Meacham, an assistant professor of English and women's studies and director of the creative writing program at Wisconsin's Green Bay branch, won the 2004 Katherine Anne Porter Prize in fiction for her short story collection Let's Do. The book is a Barnes & Noble Discover Great Writers selection for spring 2005. In addition to appearing in several journals, her stories have won the 2002 Indiana Review Fiction Prize and the 2002 Chelsea Award for Short Fiction. Her work is also a 2005 nominee for a Pushcart Prize.
Let's Do was written in part while Meacham was on a Taft Advanced Student
Scholarship, and responses to the work have been much like that of one of the judges of the Porter award:Rebecca Meacham has one of the freshest voices I've encountered in a long time. This is a writer whose words speak with emotional resonance about the resilience of the human heart -- a beautiful, authentic talent who knows that when you turn life upside down, you get good measures of both trouble and laughter, a lesson the very best writers recognize early.
Meacham attributes much of her success to her warm and brilliant advisors, mentors, and comrades at UC. She adds, It sounds cliché, but honestly, my courses and experiences at UC opened my mind. And this book could not have been written without the support of the Taft Fellowship, so I am forever grateful to the Taft Foundation.
Rybak, an assistant professor of English and director of the writing center at the University of Wisconsin-Washington County, has a similar response to his university experience: I am forever grateful for the guidance of my professors who really went out of their way to help me and take an interest in what I was doing.

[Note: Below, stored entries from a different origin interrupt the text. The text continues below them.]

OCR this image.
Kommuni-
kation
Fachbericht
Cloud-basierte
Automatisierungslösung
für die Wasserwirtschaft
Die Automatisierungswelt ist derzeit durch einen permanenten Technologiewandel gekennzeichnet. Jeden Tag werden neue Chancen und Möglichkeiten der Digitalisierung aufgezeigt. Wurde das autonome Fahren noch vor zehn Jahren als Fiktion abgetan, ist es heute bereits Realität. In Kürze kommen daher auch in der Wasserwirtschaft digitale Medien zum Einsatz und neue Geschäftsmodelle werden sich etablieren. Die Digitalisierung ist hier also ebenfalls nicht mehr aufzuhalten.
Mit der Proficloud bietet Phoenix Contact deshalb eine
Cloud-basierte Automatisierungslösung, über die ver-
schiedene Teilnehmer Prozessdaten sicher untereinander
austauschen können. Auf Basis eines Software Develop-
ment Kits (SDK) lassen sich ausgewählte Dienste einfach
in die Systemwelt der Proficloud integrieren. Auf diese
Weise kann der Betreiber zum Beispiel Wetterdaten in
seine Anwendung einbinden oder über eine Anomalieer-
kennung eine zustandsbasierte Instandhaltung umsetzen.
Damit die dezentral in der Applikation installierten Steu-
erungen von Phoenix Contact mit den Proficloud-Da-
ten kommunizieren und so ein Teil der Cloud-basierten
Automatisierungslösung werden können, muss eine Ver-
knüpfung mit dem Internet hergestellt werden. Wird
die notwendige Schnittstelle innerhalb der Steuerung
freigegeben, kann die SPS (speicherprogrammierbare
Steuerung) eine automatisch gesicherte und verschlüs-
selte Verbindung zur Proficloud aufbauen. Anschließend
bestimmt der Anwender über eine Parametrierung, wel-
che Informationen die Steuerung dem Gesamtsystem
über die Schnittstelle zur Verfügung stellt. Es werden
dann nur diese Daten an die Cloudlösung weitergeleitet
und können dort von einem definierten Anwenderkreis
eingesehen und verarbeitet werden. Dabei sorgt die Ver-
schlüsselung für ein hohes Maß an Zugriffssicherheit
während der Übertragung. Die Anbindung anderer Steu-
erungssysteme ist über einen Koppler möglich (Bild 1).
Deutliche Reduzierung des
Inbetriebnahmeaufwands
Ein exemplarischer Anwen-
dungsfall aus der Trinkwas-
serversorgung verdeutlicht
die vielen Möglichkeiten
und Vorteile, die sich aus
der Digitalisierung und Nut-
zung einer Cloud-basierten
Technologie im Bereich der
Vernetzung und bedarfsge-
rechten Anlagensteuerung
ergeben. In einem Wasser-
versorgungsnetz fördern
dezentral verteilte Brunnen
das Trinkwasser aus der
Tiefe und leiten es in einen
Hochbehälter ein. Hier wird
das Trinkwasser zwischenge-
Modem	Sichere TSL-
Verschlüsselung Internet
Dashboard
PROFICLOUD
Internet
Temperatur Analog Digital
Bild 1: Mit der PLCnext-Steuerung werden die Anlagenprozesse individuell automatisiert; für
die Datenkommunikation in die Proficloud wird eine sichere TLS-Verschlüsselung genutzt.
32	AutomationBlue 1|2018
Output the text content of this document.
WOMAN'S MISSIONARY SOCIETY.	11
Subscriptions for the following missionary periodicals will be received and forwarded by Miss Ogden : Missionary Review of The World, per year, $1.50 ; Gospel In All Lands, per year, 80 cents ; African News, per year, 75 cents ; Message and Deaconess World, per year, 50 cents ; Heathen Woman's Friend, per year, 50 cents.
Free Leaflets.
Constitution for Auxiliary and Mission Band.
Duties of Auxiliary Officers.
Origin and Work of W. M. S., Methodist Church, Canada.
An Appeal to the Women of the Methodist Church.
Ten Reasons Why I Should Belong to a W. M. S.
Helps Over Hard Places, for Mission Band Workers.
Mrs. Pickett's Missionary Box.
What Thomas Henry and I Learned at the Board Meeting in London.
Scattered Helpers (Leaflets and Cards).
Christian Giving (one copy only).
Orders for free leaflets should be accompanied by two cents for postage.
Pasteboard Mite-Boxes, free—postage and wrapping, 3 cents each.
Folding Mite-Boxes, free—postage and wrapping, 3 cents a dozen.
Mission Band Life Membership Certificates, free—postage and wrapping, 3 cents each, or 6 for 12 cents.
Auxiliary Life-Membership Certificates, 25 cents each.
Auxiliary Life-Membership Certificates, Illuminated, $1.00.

With Stephen Frech, another English graduate, Rybak co-edits Oneiros Press, which specializes in publication of poetry broadsides. But his own poetry is what occupies him most, and if awards are predictors of publishing success, Rybek's future holds as much promise as his wife's. His first chapbook, Nickel and Diming My Way Through, won the 2004 Quentin R. Howard prize through Wind Press and will be published in 2005. Two previous McMicken graduates, Dina Ben-Lev and Beth Gylys, have also been recipients of the honor.